The ban left European farmers without effective alternatives, leading to widespread insect damage, Hamburg-based Oil World said in a December report. Output of rapeseed may fall to a three-year low of 20.5 million metric tons in 2015, down from a record 24 million last year, it said. The EU is the world’s largest producer of rapeseed, which is known in North America mostly as canola.

Rapeseed for February delivery rose for a fourth day, adding 0.5 percent to 362 euros a ton on Euronext in Paris as of 2:11 p.m. local time.

French corn and Spanish sunflowers may also be affected, said Copa-Cogeca, the Brussels-based lobbyist for the continent’s growers.

The EU restricted the main types of neonicotinoids, a class of chemicals similar to nicotine, while still permitting two less-toxic varieties. Bayer AG, which markets the products as Poncho and Votivo, and Syngenta AG make the pesticide. Monsanto Co., DuPont Co. and Dow Chemical Co. (DOW:US) sell seeds coated in it.

Older Chemistry

“Farmers have had to go back to older chemistry and chemistry that is increasingly less effective,” said Nick von Westenholz, the chief executive officer of the U.K.’s Crop Protection Association, an industry lobbyist. “Companies would like to innovate and bring newer stuff, but the neonicotinoid example is not a tempting one.”
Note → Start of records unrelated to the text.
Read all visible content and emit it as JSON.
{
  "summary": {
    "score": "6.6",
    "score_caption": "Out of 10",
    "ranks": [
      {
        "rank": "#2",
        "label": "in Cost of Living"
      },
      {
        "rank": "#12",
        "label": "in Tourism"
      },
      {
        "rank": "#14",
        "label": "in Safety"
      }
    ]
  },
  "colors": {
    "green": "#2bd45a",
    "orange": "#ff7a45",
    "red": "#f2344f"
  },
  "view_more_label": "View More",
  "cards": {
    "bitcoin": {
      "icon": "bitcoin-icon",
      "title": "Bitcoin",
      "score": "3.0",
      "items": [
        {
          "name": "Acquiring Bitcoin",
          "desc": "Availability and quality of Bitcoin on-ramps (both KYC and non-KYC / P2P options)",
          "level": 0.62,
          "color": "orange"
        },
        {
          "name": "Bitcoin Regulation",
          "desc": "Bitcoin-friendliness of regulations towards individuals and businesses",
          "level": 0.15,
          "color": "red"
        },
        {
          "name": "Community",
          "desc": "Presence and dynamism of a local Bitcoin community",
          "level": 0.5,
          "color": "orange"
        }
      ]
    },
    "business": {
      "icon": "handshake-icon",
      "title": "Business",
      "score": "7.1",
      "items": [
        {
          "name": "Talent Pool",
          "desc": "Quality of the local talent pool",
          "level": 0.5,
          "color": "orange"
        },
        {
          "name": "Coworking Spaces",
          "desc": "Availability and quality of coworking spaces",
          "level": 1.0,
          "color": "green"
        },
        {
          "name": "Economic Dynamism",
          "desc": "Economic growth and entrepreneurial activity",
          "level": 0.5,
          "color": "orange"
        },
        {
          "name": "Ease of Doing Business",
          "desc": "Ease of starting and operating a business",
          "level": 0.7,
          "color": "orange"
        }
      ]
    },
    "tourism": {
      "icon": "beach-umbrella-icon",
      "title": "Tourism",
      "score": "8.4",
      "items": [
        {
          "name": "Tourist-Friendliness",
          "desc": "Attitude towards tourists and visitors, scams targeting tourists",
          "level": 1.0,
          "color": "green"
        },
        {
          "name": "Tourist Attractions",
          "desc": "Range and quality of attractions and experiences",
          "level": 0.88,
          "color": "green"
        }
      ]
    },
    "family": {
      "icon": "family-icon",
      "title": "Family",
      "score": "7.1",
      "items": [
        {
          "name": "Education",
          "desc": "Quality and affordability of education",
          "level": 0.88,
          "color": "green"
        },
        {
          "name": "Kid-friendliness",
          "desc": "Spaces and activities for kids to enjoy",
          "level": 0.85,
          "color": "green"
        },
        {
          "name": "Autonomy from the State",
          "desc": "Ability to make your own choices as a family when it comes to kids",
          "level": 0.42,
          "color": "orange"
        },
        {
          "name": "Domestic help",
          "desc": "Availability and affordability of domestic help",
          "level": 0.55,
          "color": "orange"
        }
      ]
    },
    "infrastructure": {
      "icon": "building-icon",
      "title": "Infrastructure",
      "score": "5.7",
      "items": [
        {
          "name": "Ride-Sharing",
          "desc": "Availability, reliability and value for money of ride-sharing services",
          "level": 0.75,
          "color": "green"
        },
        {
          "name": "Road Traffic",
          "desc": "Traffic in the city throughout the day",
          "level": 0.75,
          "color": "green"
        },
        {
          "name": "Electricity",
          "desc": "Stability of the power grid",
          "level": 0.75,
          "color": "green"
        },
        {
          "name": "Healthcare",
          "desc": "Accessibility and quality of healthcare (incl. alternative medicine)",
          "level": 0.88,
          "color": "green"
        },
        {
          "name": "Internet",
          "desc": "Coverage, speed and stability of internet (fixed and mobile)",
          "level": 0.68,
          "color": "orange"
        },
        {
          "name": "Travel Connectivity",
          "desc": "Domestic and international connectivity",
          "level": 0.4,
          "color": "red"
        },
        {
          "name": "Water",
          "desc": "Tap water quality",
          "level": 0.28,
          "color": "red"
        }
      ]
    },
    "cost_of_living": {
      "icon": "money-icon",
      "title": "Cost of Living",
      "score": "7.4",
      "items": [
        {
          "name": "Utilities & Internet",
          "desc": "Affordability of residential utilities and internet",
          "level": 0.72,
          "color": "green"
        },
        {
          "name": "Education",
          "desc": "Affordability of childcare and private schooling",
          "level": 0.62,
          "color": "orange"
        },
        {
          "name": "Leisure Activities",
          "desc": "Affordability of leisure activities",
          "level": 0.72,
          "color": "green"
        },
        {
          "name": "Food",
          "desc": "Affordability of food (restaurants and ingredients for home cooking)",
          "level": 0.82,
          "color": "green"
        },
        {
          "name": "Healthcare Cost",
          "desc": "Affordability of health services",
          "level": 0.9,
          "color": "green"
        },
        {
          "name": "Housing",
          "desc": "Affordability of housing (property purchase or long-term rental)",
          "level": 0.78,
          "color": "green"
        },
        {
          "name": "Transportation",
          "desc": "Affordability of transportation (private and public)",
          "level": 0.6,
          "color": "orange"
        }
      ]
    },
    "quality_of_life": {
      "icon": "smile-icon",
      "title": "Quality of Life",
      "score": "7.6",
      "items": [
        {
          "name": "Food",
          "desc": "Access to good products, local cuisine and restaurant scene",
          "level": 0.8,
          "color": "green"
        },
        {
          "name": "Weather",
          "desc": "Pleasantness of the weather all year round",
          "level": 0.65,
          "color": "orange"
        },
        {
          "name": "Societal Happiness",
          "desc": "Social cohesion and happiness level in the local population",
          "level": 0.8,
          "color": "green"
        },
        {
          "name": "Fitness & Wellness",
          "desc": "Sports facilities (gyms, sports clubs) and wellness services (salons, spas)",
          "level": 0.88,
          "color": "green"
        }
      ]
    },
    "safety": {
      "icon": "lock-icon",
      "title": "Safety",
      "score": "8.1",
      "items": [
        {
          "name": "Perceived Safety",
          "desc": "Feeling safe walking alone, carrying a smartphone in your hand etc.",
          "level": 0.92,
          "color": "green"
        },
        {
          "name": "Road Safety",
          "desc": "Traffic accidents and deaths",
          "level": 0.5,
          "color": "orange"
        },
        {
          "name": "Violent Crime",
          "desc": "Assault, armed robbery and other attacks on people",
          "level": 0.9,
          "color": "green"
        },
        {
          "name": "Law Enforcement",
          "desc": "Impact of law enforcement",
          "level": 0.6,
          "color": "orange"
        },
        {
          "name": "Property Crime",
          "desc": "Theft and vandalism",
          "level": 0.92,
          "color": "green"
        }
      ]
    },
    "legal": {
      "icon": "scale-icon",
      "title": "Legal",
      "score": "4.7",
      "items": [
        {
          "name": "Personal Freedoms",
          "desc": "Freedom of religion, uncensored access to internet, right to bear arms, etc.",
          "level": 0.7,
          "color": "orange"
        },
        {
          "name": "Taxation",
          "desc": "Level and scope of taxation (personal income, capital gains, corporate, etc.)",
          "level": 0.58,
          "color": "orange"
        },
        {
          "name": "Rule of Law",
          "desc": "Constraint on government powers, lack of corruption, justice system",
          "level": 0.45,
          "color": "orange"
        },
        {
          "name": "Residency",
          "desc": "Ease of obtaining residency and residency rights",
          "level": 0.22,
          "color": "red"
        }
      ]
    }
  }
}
While the EU’s approval process for new pesticides can take years, some research is under way. The U.K. last month granted over 650,000 pounds ($979,485) in funding to a project led by Arch UK Biocides Ltd. for a chemical based on spider venom that is harmless to bees.

Some studies, including one in May from the Harvard School of Public Health, have linked neonicotinoids to Colony Collapse Disorder, a syndrome marked by bees abandoning their hives in winter and dying. Bayer scientists dubbed the research “seriously flawed,” noting that colony failures observed in the study were prompted in part because bees were fed artificially high levels of pesticides.

Question Mark

Other research was less conclusive. Some versions of the insecticide were harmful in lab experiments and had little effect on healthy colonies in the field, according to a report by Wageningen University in the Netherlands.

“The risk to bee populations and the wider environment from using this chemical that has a very big question mark over it is not a risk worth taking,” said Helen Browning, the chief executive officer of the Soil Association, a U.K. charity focused on sustainable farming. “There are alternative approaches,” such as barrier crops around fields, she said.

The number of approved crop chemicals has fallen in the EU by more than 75 percent in two decades, according to the Andersons Centre, a farm consultancy in Leicestershire, England.

Alternative Chemicals

In Germany, most rapeseed farmers have sprayed crops at least twice with alternative chemicals known as pyrethroids this season, said Manuela Specht, a division head at oilseed trade group known as UFOP in Berlin. In past years, they only sprayed once or not at all, she said. Prolonged exposure to some pyrethroids can stunt bee growth, a University of London study showed last year.

For Jenkins, the U.K. farmer, he’s balancing a fight against pests that grow stronger over time with trying to maintain food production. In addition to flea beetles in rapeseed, he’s got an infestation of black grass, a weed that chokes his wheat fields. Two of the chemicals that he used to use are now banned, and the plant is resistant to permitted treatments of Bayer’s Atlantis, he said.

“We’re growing less tons of food on our farm than we were 10 years ago,” Jenkins said. “An attack 10 years ago we could remedy with an alternative bit of chemistry, but that is no longer the case.”